E prosseguiu os seus ensinamentos. Nós não escutávamos com demasiada atenção, mas o bombeiro estava fascinado com aquele contínuo fluxo verbal. Como os ratos atraídos pela flauta de Hamelin, o taberneiro e os jogadores de dominó foram abandonando as suas actividades e acercando-se, fizeram roda para escutar a explicação de muitas coisas: da verdadeira diferença entre fé e crença (a primeira baseia-se na razão e cria ideias sobre Deus, a segunda é a vivência interior da divindade); da estupidez e da arrogância que representa, num universo onde, por certo, abundam biliões de biliões de formas de vida diferentes, acreditar-se que o homem foi feito à imagem e à semelhança de Deus (os imbecis não sabem ler e interpretar devidamente os livros sagrados); de que esta excessiva antropomorfização constitui a principal raiz do ateísmo, pois, rebaixando Deus à condição de coisa humana, forneceu aos filósofos do iluminismo e aos pindéricos que se seguiram argumentos contra a fé e a crença; etc. Enfim, desbobinou a essência da parte final da sua obra, uma espécie de girândola pirotécnica que, pelos vistos, e apesar da sua nobre intenção ecuménica, se fosse publicada, lhe acarretaria a excomunhão e a condenação de todas as religiões do «Deus único de Abraão». E das outras, pois na sua arenga os respeitáveis hinduísmo, budismo e tauismo, eram sempre referidas como idolatrias «pagãs». O bombeiro, o tendeiro e os frequentadores do tasco ficaram em silêncio quando ele, finalmente esgotado, se calou e, meditativo, olhou o copo vazio. Saindo do seu estupor, o dono da taberna foi reverentemente buscar mais um jarro de vinho, um grande pão caseiro e um queijo a condizer («Oferta da casa!», informou).

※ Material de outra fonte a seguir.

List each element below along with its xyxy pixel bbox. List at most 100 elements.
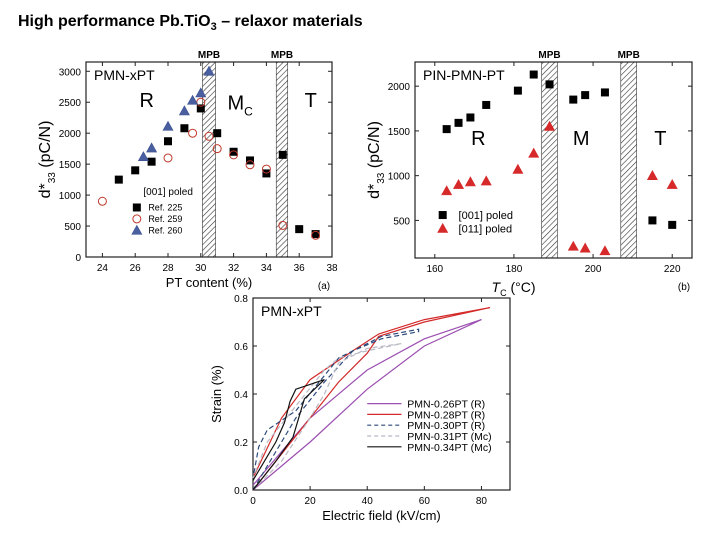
y-tick-label: 0.2 xyxy=(234,438,248,449)
y-tick-label: 3000 xyxy=(59,67,82,78)
triangle-marker xyxy=(512,163,524,174)
y-tick-label: 2000 xyxy=(388,82,411,93)
y-tick-label: 1000 xyxy=(59,191,82,202)
title-subscript: 3 xyxy=(210,21,217,34)
circle-marker xyxy=(163,153,173,163)
region-label-text: R xyxy=(139,90,153,112)
triangle-marker xyxy=(544,120,556,131)
plot-frame xyxy=(252,297,511,491)
circle-marker xyxy=(261,164,271,174)
x-tick-label: 180 xyxy=(506,264,523,275)
legend-label: Ref. 259 xyxy=(148,214,182,224)
triangle-marker xyxy=(567,240,579,251)
panel-label: (b) xyxy=(678,282,690,293)
square-marker xyxy=(132,203,141,212)
triangle-marker xyxy=(453,178,465,189)
square-marker xyxy=(466,113,475,122)
mpb-band xyxy=(541,61,558,259)
square-marker xyxy=(278,150,287,159)
x-axis-label: Electric field (kV/cm) xyxy=(322,508,440,523)
square-marker xyxy=(600,88,609,97)
x-axis-label-tail: (°C) xyxy=(507,279,536,295)
legend-label: PMN-0.31PT (Mc) xyxy=(407,431,491,443)
x-tick-label: 60 xyxy=(419,496,431,507)
inset-title: PMN-xPT xyxy=(94,67,155,83)
square-marker xyxy=(229,147,238,156)
series-line xyxy=(252,343,402,491)
mpb-label: MPB xyxy=(271,50,293,61)
x-tick-label: 40 xyxy=(362,496,374,507)
square-marker xyxy=(545,80,554,89)
square-marker xyxy=(442,125,451,134)
y-axis-label-sub: 33 xyxy=(47,172,58,184)
y-axis-label-tail: (pC/N) xyxy=(37,121,54,173)
mpb-band xyxy=(620,61,637,259)
series-1 xyxy=(252,307,491,491)
x-axis-label: TC (°C) xyxy=(492,279,536,298)
legend-label: [011] poled xyxy=(459,223,513,235)
triangle-marker xyxy=(187,94,199,105)
y-axis-label-tail: (pC/N) xyxy=(366,121,383,173)
x-tick-label: 32 xyxy=(228,263,240,274)
series-0 xyxy=(114,104,320,239)
y-tick-label: 0.0 xyxy=(234,486,248,497)
chart-2: 0 20 40 60 80 0.0 0.2 0.4 0.6 0.8 Electric field (… xyxy=(209,294,511,523)
region-label-text: R xyxy=(471,128,485,150)
region-label-sub: C xyxy=(244,105,253,119)
y-tick-label: 2500 xyxy=(59,98,82,109)
region-label: T xyxy=(305,90,317,112)
series-2 xyxy=(252,328,420,491)
legend-label: Ref. 260 xyxy=(148,225,182,235)
legend-label: [001] poled xyxy=(459,210,513,222)
circle-marker xyxy=(245,160,255,170)
title-tail: – relaxor materials xyxy=(216,13,363,30)
square-marker xyxy=(196,104,205,113)
x-tick-label: 34 xyxy=(261,263,273,274)
square-marker xyxy=(438,211,447,220)
square-marker xyxy=(668,220,677,229)
region-label-text: T xyxy=(305,90,317,112)
triangle-marker xyxy=(137,151,149,162)
circle-marker xyxy=(311,230,321,240)
series-4 xyxy=(252,379,325,491)
x-tick-label: 38 xyxy=(326,263,338,274)
triangle-marker xyxy=(195,87,207,98)
series-line xyxy=(252,379,325,491)
region-label: R xyxy=(139,90,153,112)
square-marker xyxy=(581,91,590,100)
circle-marker xyxy=(196,97,206,107)
triangle-marker xyxy=(646,170,658,180)
y-axis-label-sub: 33 xyxy=(376,172,387,184)
triangle-marker xyxy=(441,185,453,196)
y-axis-label: d*33 (pC/N) xyxy=(37,121,58,199)
y-tick-label: 1500 xyxy=(59,160,82,171)
triangle-marker xyxy=(666,178,678,189)
legend-label: PMN-0.30PT (R) xyxy=(407,420,485,432)
y-tick-label: 500 xyxy=(64,222,81,233)
region-label: MC xyxy=(227,93,253,119)
x-tick-label: 0 xyxy=(250,496,256,507)
x-axis-label: PT content (%) xyxy=(166,275,252,290)
series-3 xyxy=(252,343,402,491)
x-tick-label: 28 xyxy=(162,263,174,274)
triangle-marker xyxy=(131,224,143,235)
inset-title-bg xyxy=(419,66,515,83)
circle-marker xyxy=(188,128,198,138)
slide-title: High performance Pb.TiO3 – relaxor mater… xyxy=(18,13,363,33)
square-marker xyxy=(164,137,172,146)
y-tick-label: 0 xyxy=(75,253,81,264)
y-axis-label: d*33 (pC/N) xyxy=(366,121,387,199)
square-marker xyxy=(114,175,123,184)
circle-marker xyxy=(229,150,239,160)
triangle-marker xyxy=(162,120,174,131)
inset-title-bg xyxy=(90,66,164,83)
series-line xyxy=(252,307,491,491)
y-tick-label: 1000 xyxy=(388,172,411,183)
y-axis-label: Strain (%) xyxy=(209,365,224,423)
x-tick-label: 36 xyxy=(294,263,306,274)
region-label-text: M xyxy=(573,128,590,150)
y-axis-label-main: d* xyxy=(37,183,54,198)
x-tick-label: 80 xyxy=(476,496,488,507)
circle-marker xyxy=(278,220,288,230)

Era já noite quando retomámos a marcha. O bombeiro foi deixar-nos à porta do Ribatejano. Despedimo-nos desta alma nobre com efusivas juras de retribuirmos o seu gesto salvador. Entrámos no café. O próprio senhor Sousa, que costumava olhar-nos com algum desdém, impressionado e curioso com as nossas indumentárias e com as aparentes escoriações, veio-nos atender. Os satiagrás que não tinham participado na expedição punitiva lá estavam, ocupando as mesas do costume, sob um ameaçador céu de ventoinhas. Nada mudara desde sexta-feira. Quando nos sentámos, levantaram os olhos dos jornais e dos livros ou suspenderam os seus anódinos e curtos diálogos. Não ousaram fazer perguntas. O Gargântua olhou-os severamente com cintilações de excomunhão. Disse para um senhor Sousa expectante e quase respeitoso:
– Traga seis uísques para os peregrinos. – E acrescentou as palavras mágicas: – É para assentar.
Depois, voltou-se para nós, os cruzados, e disse-nos num sonhador tom de bênção:
– Tivemos uma bela ideia. Foi uma linda jornada.
Lentamente voltou-se para os outros, com o semblante anoitecido:
– E vocês, cambada de inúteis?
Lar, doce lar.
Tudo voltara à normalidade.

Excerto do livro inédito A Vida é um Desporto Violento.